Almost ten days ago, the AK Party and the MHP announced that they were not going to form an alliance in the upcoming local elections. This announcement switched Turkey’s agenda from international issues to domestic concerns. Indeed, the AK Party and the MHP have been in conflict on some policy issues such as granting a partial amnesty for some prisoners and canceling the earlier arrangement on the Student Oath by the Council of State. These two issues have increasingly deepened the divide between the two parties, hence the reason why they will be participating in the elections without forming an alliance.
After the announcement of this decision, some circles claimed that the alliance between the AK Party and the MHP had completely come to an end. However, as was explained, the decision is limited only to the upcoming local elections and the People’s Alliance, which was formed last February, will continue to be active – especially in Parliament. Since there has been a latent alliance between the AK Party and MHP since the July 15 failed coup attempt, both parties have similar concerns on Turkey’s problems and the country’s position in the international arena.
In the light of this information, it is clear that the AK Party and the MHP have been acting responsibly in order to protect the country from internal and external threats, and to consolidate Turkey’s presidential system. These critical issues function as a connection between the two to act together in parliament.
How will the AK Party and the MHP manage to protect the People’s Alliance in parliament when they become rivals in the local elections?
How will the AK Party and the MHP manage to protect this alliance in parliament when they become rivals in the local elections? This is a serious question and an uphill struggle in front of them. The latest statements from both sides show that both parties will design their election campaign to provide this power balance between them. Even if they run to gain municipalities, they will not make concessions from the principles of this alliance.
Thus, it is possible to see that both parties will protect the core principles of the alliance, which was formed around the country’s national values, unity, and solidarity. These principles, of course, will also be settled at the core of the election campaigns of the two parties. Since the alliance was formed around these principles beyond of daily politics, the parties will be careful not to exceed certain boundaries.

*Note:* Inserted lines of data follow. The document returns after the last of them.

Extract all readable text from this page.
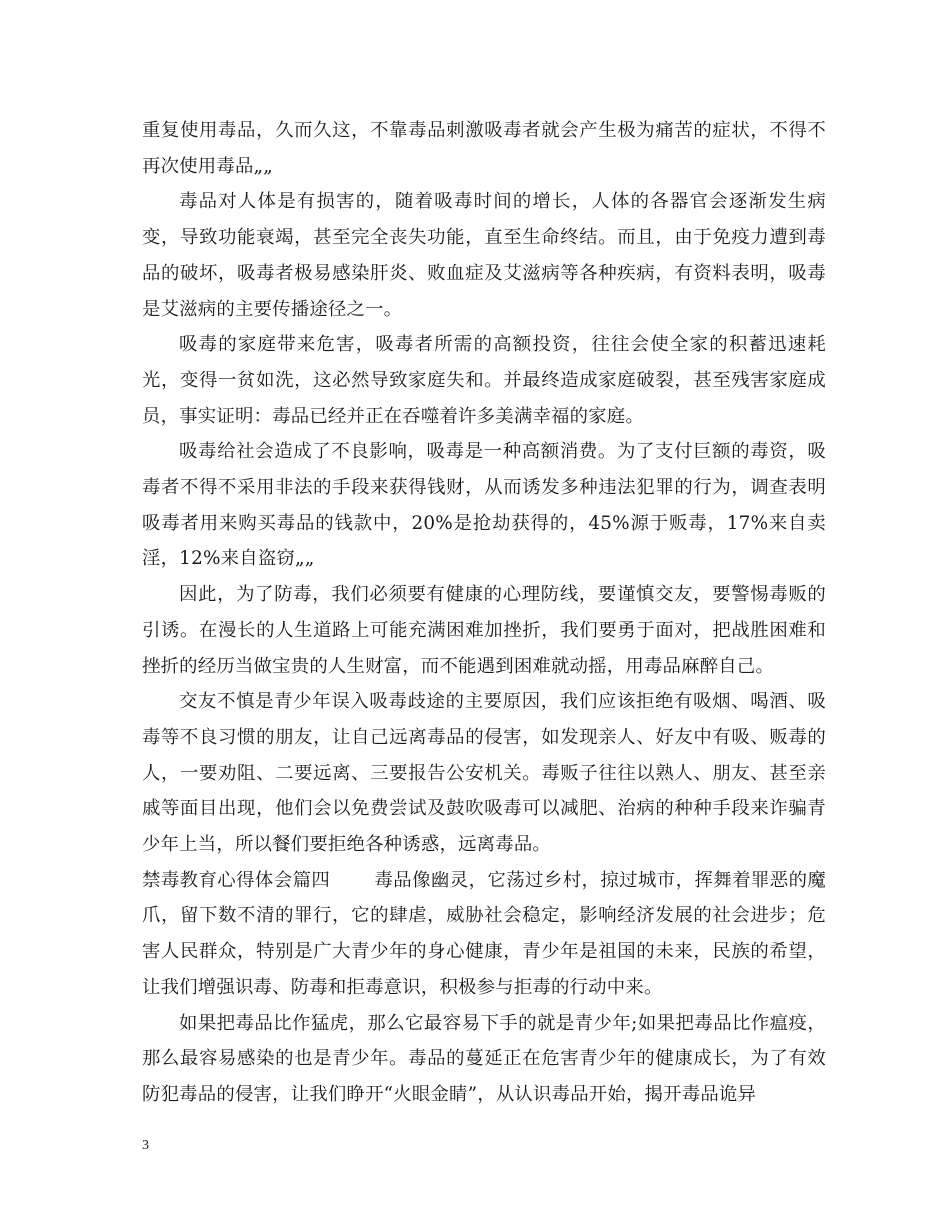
重复使用毒品，久而久这，不靠毒品刺激吸毒者就会产生极为痛苦的症状，不得不再次使用毒品„„

毒品对人体是有损害的，随着吸毒时间的增长，人体的各器官会逐渐发生病变，导致功能衰竭，甚至完全丧失功能，直至生命终结。而且，由于免疫力遭到毒品的破坏，吸毒者极易感染肝炎、败血症及艾滋病等各种疾病，有资料表明，吸毒是艾滋病的主要传播途径之一。

吸毒的家庭带来危害，吸毒者所需的高额投资，往往会使全家的积蓄迅速耗光，变得一贫如洗，这必然导致家庭失和。并最终造成家庭破裂，甚至残害家庭成员，事实证明：毒品已经并正在吞噬着许多美满幸福的家庭。

吸毒给社会造成了不良影响，吸毒是一种高额消费。为了支付巨额的毒资，吸毒者不得不采用非法的手段来获得钱财，从而诱发多种违法犯罪的行为，调查表明吸毒者用来购买毒品的钱款中，20%是抢劫获得的，45%源于贩毒，17%来自卖淫，12%来自盗窃„„

因此，为了防毒，我们必须要有健康的心理防线，要谨慎交友，要警惕毒贩的引诱。在漫长的人生道路上可能充满困难加挫折，我们要勇于面对，把战胜困难和挫折的经历当做宝贵的人生财富，而不能遇到困难就动摇，用毒品麻醉自己。

交友不慎是青少年误入吸毒歧途的主要原因，我们应该拒绝有吸烟、喝酒、吸毒等不良习惯的朋友，让自己远离毒品的侵害，如发现亲人、好友中有吸、贩毒的人，一要劝阻、二要远离、三要报告公安机关。毒贩子往往以熟人、朋友、甚至亲戚等面目出现，他们会以免费尝试及鼓吹吸毒可以减肥、治病的种种手段来诈骗青少年上当，所以餐们要拒绝各种诱惑，远离毒品。

禁毒教育心得体会篇四 毒品像幽灵，它荡过乡村，掠过城市，挥舞着罪恶的魔爪，留下数不清的罪行，它的肆虐，威胁社会稳定，影响经济发展的社会进步；危害人民群众，特别是广大青少年的身心健康，青少年是祖国的未来，民族的希望，让我们增强识毒、防毒和拒毒意识，积极参与拒毒的行动中来。

如果把毒品比作猛虎，那么它最容易下手的就是青少年;如果把毒品比作瘟疫，那么最容易感染的也是青少年。毒品的蔓延正在危害青少年的健康成长，为了有效防犯毒品的侵害，让我们睁开“火眼金睛”，从认识毒品开始，揭开毒品诡异

3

If the AK Party and MHP are able to balance between “being rivals” in the local elections and “being partners” in the parliament, the People’s Alliance will continue to go forward.
Indeed, the serious problems brought to the fore by the AK Party and MHP have not been solved yet. Turkey still faces terrorist threats and is maintaining its fight against terrorist organizations such as FETO, the PKK, and Daesh. Even if the domestic activities of these organizations have been minimized, they are still very active abroad. Furthermore, the presidential system of Turkey still needs time and dedication to be consolidated. These issues require strong cooperation between the AK Party and MHP in order to be solved.
For all these reasons, cooperation and communication between the AK Party and the MHP will continue in the parliament, especially on critical issues for the country’s sake. The relatively long-term rapprochement between the AK Party and the MHP after the coup attempt positively reflected on the solution to Turkey’s security problems and the switch from a parliamentary to a presidential system of government. If the parties are able to balance between “being rivals” in the local elections and “being partners” in the parliament, the People’s Alliance will continue to contribute to the solution of Turkey’s serious problems in the future.